J'ai su dès le premier coup que cela compenserait toutes les nuits que j'ai passées insatisfaites. Ma peau était en feu au dixième. Le 20, je le suppliais d'arrêter.
« Oh, tu en as assez, princesse ? » Il a posé la cravache et m'a mis à genoux. Il admirait mon cul et mon dos rougis. Je l'ai senti glisser son doigt le long de ma fente et plonger lentement à l'intérieur. D'autres gémissements m'échappèrent.
Je ne m'en étais pas encore rendu compte, mais je suppliais. Des bavardages incohérents. J'avais besoin d'être comblé. J'avais besoin de le briser en mille morceaux. J'aurais fait n'importe quoi pour l'obtenir, mais j'étais toujours attaché au lit. Je n'avais pas d'autre choix que d'endurer sa lente torture de mon corps.
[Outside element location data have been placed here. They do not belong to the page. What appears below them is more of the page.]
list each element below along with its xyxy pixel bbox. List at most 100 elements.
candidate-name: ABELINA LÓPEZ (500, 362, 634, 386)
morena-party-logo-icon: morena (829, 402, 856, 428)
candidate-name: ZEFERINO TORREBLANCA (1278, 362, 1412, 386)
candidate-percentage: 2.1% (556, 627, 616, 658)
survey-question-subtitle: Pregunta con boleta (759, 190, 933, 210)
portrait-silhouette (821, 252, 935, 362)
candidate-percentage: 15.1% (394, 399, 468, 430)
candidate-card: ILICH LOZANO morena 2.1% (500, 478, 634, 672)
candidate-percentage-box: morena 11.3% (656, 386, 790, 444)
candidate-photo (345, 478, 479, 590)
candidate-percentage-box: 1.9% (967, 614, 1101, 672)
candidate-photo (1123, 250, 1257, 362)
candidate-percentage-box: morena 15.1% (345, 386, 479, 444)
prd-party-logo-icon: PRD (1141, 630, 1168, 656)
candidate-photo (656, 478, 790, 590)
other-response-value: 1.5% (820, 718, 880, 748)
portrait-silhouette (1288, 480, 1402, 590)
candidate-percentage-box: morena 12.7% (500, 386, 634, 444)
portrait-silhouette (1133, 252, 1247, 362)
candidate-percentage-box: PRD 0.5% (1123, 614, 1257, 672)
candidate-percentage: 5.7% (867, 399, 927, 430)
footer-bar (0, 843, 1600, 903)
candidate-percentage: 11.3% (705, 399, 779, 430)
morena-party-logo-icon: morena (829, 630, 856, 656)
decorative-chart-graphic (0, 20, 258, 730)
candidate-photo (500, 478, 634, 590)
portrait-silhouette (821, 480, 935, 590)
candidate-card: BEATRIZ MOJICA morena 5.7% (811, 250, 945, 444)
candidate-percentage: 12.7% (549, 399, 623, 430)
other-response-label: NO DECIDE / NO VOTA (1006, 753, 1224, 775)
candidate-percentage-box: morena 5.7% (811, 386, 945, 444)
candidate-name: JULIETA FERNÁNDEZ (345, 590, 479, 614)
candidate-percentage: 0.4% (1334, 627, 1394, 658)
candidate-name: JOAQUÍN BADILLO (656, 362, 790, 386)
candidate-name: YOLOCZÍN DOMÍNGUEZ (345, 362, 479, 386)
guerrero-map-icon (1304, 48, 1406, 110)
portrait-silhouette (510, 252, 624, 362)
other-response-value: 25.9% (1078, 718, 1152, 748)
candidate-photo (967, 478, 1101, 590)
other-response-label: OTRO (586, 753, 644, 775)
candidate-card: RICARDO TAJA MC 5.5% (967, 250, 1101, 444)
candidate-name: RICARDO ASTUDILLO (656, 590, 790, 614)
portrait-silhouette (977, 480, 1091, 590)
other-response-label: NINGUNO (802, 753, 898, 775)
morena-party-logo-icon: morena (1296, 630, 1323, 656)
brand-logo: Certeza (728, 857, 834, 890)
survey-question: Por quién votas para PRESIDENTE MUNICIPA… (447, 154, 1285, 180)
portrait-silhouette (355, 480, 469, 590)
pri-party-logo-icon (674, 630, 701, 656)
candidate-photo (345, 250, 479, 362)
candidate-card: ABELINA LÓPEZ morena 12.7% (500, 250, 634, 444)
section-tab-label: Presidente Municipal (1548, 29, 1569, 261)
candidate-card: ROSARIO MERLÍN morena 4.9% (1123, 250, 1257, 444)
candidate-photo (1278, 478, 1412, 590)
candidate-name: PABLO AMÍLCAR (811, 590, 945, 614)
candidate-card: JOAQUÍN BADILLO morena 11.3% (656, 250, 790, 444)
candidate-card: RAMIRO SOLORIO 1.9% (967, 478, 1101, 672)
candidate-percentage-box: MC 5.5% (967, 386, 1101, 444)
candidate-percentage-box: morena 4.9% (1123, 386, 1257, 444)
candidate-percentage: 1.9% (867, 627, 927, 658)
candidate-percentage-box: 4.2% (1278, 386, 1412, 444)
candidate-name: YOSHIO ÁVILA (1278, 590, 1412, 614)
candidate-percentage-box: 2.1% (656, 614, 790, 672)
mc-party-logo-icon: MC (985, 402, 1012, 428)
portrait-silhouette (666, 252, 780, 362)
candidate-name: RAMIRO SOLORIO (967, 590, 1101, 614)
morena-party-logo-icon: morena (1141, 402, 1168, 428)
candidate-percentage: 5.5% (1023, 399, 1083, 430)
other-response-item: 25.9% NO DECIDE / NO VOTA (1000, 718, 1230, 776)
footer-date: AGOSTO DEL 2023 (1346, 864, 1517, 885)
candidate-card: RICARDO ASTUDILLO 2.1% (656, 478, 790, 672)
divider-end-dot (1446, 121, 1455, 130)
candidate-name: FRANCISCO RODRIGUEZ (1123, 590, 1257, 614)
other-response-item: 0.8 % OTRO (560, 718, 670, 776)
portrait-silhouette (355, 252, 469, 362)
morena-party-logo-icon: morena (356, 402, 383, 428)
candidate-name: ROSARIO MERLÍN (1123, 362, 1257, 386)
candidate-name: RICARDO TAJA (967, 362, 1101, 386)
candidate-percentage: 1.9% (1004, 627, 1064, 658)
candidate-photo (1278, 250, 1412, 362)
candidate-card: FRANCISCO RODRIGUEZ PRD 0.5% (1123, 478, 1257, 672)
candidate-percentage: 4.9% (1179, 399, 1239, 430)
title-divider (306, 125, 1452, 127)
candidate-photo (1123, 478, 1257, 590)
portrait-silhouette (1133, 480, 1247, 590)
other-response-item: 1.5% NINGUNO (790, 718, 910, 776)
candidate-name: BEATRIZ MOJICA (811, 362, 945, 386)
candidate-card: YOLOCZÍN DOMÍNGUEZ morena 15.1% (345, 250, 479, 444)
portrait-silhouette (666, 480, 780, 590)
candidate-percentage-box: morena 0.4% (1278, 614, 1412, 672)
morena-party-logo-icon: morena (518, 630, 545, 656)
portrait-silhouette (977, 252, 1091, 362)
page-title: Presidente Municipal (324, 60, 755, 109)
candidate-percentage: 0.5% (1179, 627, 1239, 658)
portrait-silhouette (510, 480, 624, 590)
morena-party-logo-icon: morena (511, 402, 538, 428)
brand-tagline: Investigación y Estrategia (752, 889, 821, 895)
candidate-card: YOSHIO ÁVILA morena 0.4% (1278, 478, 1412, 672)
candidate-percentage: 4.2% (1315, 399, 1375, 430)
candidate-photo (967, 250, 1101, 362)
Finalement, il retira sa main et s'aligna contre moi. Il s'est frayé un chemin à l'intérieur, permettant à d'autres cris de s'échapper de ma bouche. Il n'a jamais perdu son rythme, se contentant de me baiser brutalement. Je n'ai pas pu arrêter l'orgasme qui a détruit mon corps et mon esprit.
Je voulais plus de cet homme et je ne pouvais pas en avoir assez. Orgasme après orgasme, j'ai senti tout quitter mon corps. Il a atteint l'orgasme et m'a éclaté partout dans le dos. Il a attrapé un gant de toilette chaud et nous a nettoyés tous les deux. Il m'a apporté une robe et a rassemblé ses vêtements.
Avec un dernier baiser sur ma joue, il murmura : « À la prochaine fois, princesse.